Occurrence rates of accreting companions from a new method for computing emission-line survey sensitivity: application to the H-alpha Giant Accreting Protoplanet Survey

Abstract

A key scientific goal of exoplanet surveys is to characterize the underlying population of planets in the local galaxy. In particular, the properties of accreting protoplanets can inform the rates and physical processes of planet formation. We develop a novel method to compute sensitivity to protoplanets in emission-line direct-imaging surveys, enabling estimates of protoplanet population properties under various planetary accretion and formation theories.
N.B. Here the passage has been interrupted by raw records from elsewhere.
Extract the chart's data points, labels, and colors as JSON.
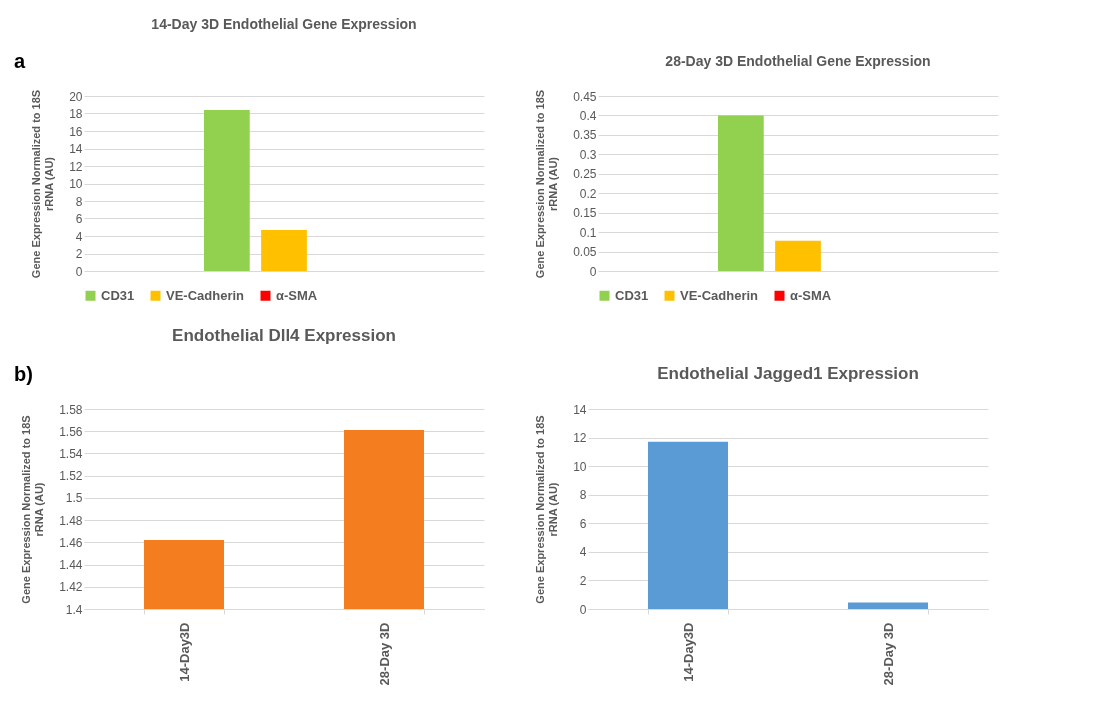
{
  "chart_data": [
    {
      "type": "bar",
      "title": "14-Day 3D Endothelial Gene Expression",
      "ylabel": "Gene Expression Normalized to 18S rRNA (AU)",
      "annotations": [
        "a"
      ],
      "categories": [
        null
      ],
      "series": [
        {
          "name": "CD31",
          "color": "#92d050",
          "values": [
            18.4
          ]
        },
        {
          "name": "VE-Cadherin",
          "color": "#ffc000",
          "values": [
            4.7
          ]
        },
        {
          "name": "α-SMA",
          "color": "#ff0000",
          "values": [
            0
          ]
        }
      ],
      "ylim": [
        0,
        20
      ],
      "yticks": [
        0,
        2,
        4,
        6,
        8,
        10,
        12,
        14,
        16,
        18,
        20
      ],
      "grid": "y",
      "legend": "bottom",
      "tick_labels": "y"
    },
    {
      "type": "bar",
      "title": "28-Day 3D Endothelial Gene Expression",
      "ylabel": "Gene Expression Normalized to 18S rRNA (AU)",
      "categories": [
        null
      ],
      "series": [
        {
          "name": "CD31",
          "color": "#92d050",
          "values": [
            0.4
          ]
        },
        {
          "name": "VE-Cadherin",
          "color": "#ffc000",
          "values": [
            0.078
          ]
        },
        {
          "name": "α-SMA",
          "color": "#ff0000",
          "values": [
            0
          ]
        }
      ],
      "ylim": [
        0,
        0.45
      ],
      "yticks": [
        0,
        0.05,
        0.1,
        0.15,
        0.2,
        0.25,
        0.3,
        0.35,
        0.4,
        0.45
      ],
      "grid": "y",
      "legend": "bottom",
      "tick_labels": "y"
    },
    {
      "type": "bar",
      "title": "Endothelial Dll4 Expression",
      "ylabel": "Gene Expression Normalized to 18S rRNA (AU)",
      "annotations": [
        "b)"
      ],
      "categories": [
        "14-Day3D",
        "28-Day 3D"
      ],
      "values": [
        1.462,
        1.561
      ],
      "color": "#f47d20",
      "ylim": [
        1.4,
        1.58
      ],
      "yticks": [
        1.4,
        1.42,
        1.44,
        1.46,
        1.48,
        1.5,
        1.52,
        1.54,
        1.56,
        1.58
      ],
      "grid": "y"
    },
    {
      "type": "bar",
      "title": "Endothelial Jagged1 Expression",
      "ylabel": "Gene Expression Normalized to 18S rRNA (AU)",
      "categories": [
        "14-Day3D",
        "28-Day 3D"
      ],
      "values": [
        11.7,
        0.46
      ],
      "color": "#5b9bd5",
      "ylim": [
        0,
        14
      ],
      "yticks": [
        0,
        2,
        4,
        6,
        8,
        10,
        12,
        14
      ],
      "grid": "y"
    }
  ]
}
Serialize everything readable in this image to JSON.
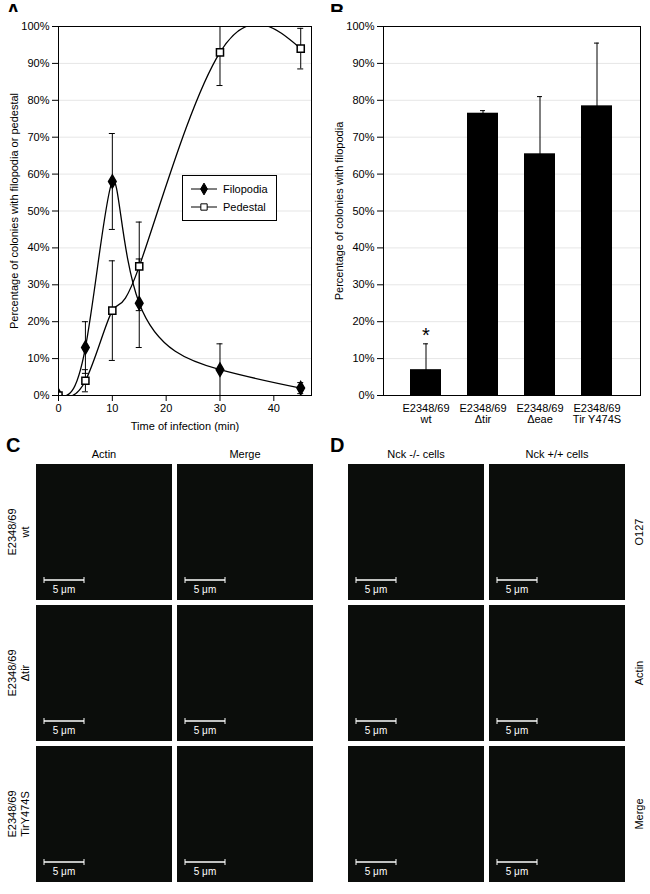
{
  "chart_data": [
    {
      "panel": "A",
      "type": "line",
      "x": [
        0,
        5,
        10,
        15,
        30,
        45
      ],
      "series": [
        {
          "name": "Filopodia",
          "color": "#000000",
          "marker": "diamond",
          "line_style": "smooth",
          "values": [
            0,
            13,
            58,
            25,
            7,
            2
          ],
          "errors": [
            0,
            7,
            13,
            12,
            7,
            1.5
          ]
        },
        {
          "name": "Pedestal",
          "color": "#000000",
          "marker": "square_open",
          "line_style": "smooth",
          "values": [
            0,
            4,
            23,
            35,
            93,
            94
          ],
          "errors": [
            0,
            3,
            13.5,
            12,
            9,
            5.5
          ]
        }
      ],
      "xlabel": "Time of infection (min)",
      "ylabel": "Percentage of colonies with filopodia or pedestal",
      "xlim": [
        0,
        47
      ],
      "xticks": [
        0,
        10,
        20,
        30,
        40
      ],
      "ylim": [
        0,
        100
      ],
      "yticks": [
        {
          "value": 0,
          "label": "0%"
        },
        {
          "value": 10,
          "label": "10%"
        },
        {
          "value": 20,
          "label": "20%"
        },
        {
          "value": 30,
          "label": "30%"
        },
        {
          "value": 40,
          "label": "40%"
        },
        {
          "value": 50,
          "label": "50%"
        },
        {
          "value": 60,
          "label": "60%"
        },
        {
          "value": 70,
          "label": "70%"
        },
        {
          "value": 80,
          "label": "80%"
        },
        {
          "value": 90,
          "label": "90%"
        },
        {
          "value": 100,
          "label": "100%"
        }
      ],
      "grid": true,
      "legend": "right"
    },
    {
      "panel": "B",
      "type": "bar",
      "categories": [
        "E2348/69\nwt",
        "E2348/69\nΔtir",
        "E2348/69\nΔeae",
        "E2348/69\nTir Y474S"
      ],
      "values": [
        7,
        76.5,
        65.5,
        78.5
      ],
      "errors": [
        7,
        0.7,
        15.5,
        17
      ],
      "color": "#000000",
      "ylabel": "Percentage of colonies with filopodia",
      "ylim": [
        0,
        100
      ],
      "yticks": [
        {
          "value": 0,
          "label": "0%"
        },
        {
          "value": 10,
          "label": "10%"
        },
        {
          "value": 20,
          "label": "20%"
        },
        {
          "value": 30,
          "label": "30%"
        },
        {
          "value": 40,
          "label": "40%"
        },
        {
          "value": 50,
          "label": "50%"
        },
        {
          "value": 60,
          "label": "60%"
        },
        {
          "value": 70,
          "label": "70%"
        },
        {
          "value": 80,
          "label": "80%"
        },
        {
          "value": 90,
          "label": "90%"
        },
        {
          "value": 100,
          "label": "100%"
        }
      ],
      "grid": true,
      "annotations": [
        {
          "text": "*",
          "category": "E2348/69\nwt"
        }
      ]
    }
  ],
  "image_panels": [
    {
      "panel": "C",
      "columns": [
        "Actin",
        "Merge"
      ],
      "rows": [
        "E2348/69\nwt",
        "E2348/69\nΔtir",
        "E2348/69\nTirY474S"
      ],
      "scale_bar": "5 μm"
    },
    {
      "panel": "D",
      "columns": [
        "Nck -/- cells",
        "Nck +/+ cells"
      ],
      "rows": [
        "O127",
        "Actin",
        "Merge"
      ],
      "scale_bar": "5 μm"
    }
  ]
}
In this work, we specialize to the case of H-alpha and investigate three formation models governing the planetary-mass-to-mass-accretion-rate power law, and two accretion models that describe the scaling between total accretion luminosity and observable H-alphaline luminosity. We apply our method to the results of the Magellan Giant Accreting Protoplanet Survey (GAPlanetS) to place the first constraints on accreting companion occurrence rates in systems with transitional circumstellar disks. We compute the posterior probability for transitional disk systems to host an accreting companion (-7 < log MMdot <-3) within 2 arcseconds (~200 au). Using our two accretion models, we find consistent protoplanet rates, with median and 68% credible intervals of 0.16 (+0.19, -0.10) and 0.22 (+0.26, -0.14) accreting companions per star, respectively. Our technique enables studying protoplanet populations under flexible assumptions about planet formation. This formalism provides the statistical underpinning necessary for protoplanet surveys to discriminate among formation and accretion theories for planets and brown dwarfs.